Niet schrikken mama is niet alleen een eerlijk en kwetsbaar boek, het gaat ook over een onderwerp dat veel mensen uitermate persoonlijk opvatten en waarover het makkelijk boos worden is. Vrezen ze de reacties?

Marita, met een vilein lachje: “Ach, ik heb me laten vertellen dat dit soort boekjes niet zoveel gerecenseerd wordt, dus het zal wel meevallen.”

Alma: “De angst is er altijd. Maar ik heb als schrijver altijd veel kracht geput uit een persoonlijke, kwetsbare manier van schrijven. Als je dichtbij jezelf blijft, kunnen ze je uiteindelijk minder hard raken. En als ze denken dat ze je dan toch persoonlijk moeten aanvallen, zijn het eikels.”

Marita Mathijsen groeide als Marita Verkooijen op in het Noord-Limburgse dorp Belfeld, ten zuiden van Venlo. Moeder was huisvrouw, vader psycholoog – haar minihond Mimi wordt nog steeds in zuiver Noord-Limburgs toegesproken. Vader en moeder leven niet meer, maar het ouderlijk huis is nog in de familie en de band tussen de negen kinderen is sterk. Marita: “Als we samenkomen in het huis, worden we weer allemaal kind.”

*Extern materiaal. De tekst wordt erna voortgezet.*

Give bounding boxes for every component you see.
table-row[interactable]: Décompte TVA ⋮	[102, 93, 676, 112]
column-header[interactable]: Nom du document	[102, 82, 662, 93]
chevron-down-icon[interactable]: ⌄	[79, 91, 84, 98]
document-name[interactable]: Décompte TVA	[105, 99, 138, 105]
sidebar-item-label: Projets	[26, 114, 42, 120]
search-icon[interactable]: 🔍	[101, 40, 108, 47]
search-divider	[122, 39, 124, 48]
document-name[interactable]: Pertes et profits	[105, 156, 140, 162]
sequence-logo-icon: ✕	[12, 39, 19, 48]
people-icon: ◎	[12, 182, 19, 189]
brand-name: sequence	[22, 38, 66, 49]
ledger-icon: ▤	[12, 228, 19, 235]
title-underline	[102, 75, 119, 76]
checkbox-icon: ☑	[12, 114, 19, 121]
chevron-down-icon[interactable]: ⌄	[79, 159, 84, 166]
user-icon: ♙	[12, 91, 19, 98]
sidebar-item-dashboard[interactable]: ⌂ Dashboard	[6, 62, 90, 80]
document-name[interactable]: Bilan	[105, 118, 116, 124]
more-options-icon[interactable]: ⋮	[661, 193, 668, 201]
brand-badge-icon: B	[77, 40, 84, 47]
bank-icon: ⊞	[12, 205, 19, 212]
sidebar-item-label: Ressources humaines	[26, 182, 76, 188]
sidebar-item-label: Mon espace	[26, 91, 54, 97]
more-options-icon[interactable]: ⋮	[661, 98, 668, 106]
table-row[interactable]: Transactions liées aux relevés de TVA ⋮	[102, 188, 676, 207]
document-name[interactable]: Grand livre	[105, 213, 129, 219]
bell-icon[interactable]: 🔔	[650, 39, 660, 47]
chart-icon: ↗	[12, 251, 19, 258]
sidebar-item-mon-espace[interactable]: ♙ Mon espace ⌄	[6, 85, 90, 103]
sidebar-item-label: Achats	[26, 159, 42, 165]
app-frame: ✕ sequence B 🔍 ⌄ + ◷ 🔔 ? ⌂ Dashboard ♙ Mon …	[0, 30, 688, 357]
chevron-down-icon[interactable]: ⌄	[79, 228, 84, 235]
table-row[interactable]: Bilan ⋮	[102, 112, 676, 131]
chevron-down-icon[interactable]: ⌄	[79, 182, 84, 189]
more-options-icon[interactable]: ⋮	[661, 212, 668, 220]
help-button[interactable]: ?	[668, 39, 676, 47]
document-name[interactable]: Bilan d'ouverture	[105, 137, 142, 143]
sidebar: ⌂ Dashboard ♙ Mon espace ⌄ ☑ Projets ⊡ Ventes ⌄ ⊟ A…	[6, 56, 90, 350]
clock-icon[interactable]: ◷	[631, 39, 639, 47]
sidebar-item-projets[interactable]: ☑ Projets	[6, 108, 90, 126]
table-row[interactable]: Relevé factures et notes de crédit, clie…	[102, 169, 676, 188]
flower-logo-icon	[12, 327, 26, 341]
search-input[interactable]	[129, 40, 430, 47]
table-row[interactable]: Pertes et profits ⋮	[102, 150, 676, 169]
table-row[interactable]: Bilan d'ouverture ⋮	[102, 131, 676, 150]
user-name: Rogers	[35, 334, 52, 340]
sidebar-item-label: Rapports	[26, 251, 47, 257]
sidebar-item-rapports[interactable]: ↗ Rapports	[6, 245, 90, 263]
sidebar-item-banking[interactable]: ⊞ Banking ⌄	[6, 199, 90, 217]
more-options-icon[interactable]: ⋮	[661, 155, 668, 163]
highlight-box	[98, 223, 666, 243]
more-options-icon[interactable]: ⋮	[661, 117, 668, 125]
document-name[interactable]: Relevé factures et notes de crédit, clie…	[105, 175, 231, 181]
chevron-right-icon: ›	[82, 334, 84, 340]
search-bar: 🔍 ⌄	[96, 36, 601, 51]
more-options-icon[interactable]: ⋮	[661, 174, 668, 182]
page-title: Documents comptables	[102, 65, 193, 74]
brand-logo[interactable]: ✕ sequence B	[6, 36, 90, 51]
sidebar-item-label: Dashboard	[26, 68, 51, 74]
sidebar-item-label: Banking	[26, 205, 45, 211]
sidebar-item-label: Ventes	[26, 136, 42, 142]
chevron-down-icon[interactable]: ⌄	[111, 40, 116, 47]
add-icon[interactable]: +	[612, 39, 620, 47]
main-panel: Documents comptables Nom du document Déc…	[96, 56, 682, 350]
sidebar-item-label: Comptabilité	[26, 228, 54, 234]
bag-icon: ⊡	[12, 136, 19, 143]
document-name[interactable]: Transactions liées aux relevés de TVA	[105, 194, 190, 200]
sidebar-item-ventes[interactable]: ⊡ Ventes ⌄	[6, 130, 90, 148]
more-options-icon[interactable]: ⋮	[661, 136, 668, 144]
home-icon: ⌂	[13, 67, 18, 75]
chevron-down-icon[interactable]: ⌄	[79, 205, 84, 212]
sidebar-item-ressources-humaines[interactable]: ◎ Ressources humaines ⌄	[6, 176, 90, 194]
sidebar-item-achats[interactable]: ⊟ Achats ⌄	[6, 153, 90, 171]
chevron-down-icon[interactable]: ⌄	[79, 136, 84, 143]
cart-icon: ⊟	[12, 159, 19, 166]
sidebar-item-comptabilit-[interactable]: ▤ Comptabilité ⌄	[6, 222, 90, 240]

Ook Alma bewaart vooral liefdevolle herinneringen aan haar jeugd in Amsterdam. “Er werd hard gewerkt, maar ook genoten. De vrienden van mijn vader die hier muziek kwamen maken, ik vond dat heerlijk.” Van een klassieke rolverdeling tussen man en vrouw was thuis geen sprake: Marita werkte op de universiteit, Hub zorgde overdag voor Alma en was ’s avonds op pad voor de muziek. Marita: “Alma’s eerste woordje was ‘baba’, we wisten niet of ze dan papa of mama bedoelde.”

Alma in Niet schrikken mama: “Ik wil meer van ons huis terugzien in de wereld, volgens mij is dat uiteindelijk mijn wens.” De mailwisseling leverde hen persoonlijk in elk geval voldoende op, vinden ze. Alma zegt dat ze haar moeder weer ietsje beter heeft leren kennen. Ze zien elkaar vaak, maar het dagelijkse dal der plichten van verjaardagen, kapotte fietsen en tips voor het snijden van een courgette vult ook grotendeels hun gezamenlijke tijd. Het boek dwong hen over hun relatie na te denken. Haar moeder realiseert zich dat ze haar dochter in haar jeugd meer in het keurslijf van vrouwelijk rolpatronen heeft geperst dan ze dacht.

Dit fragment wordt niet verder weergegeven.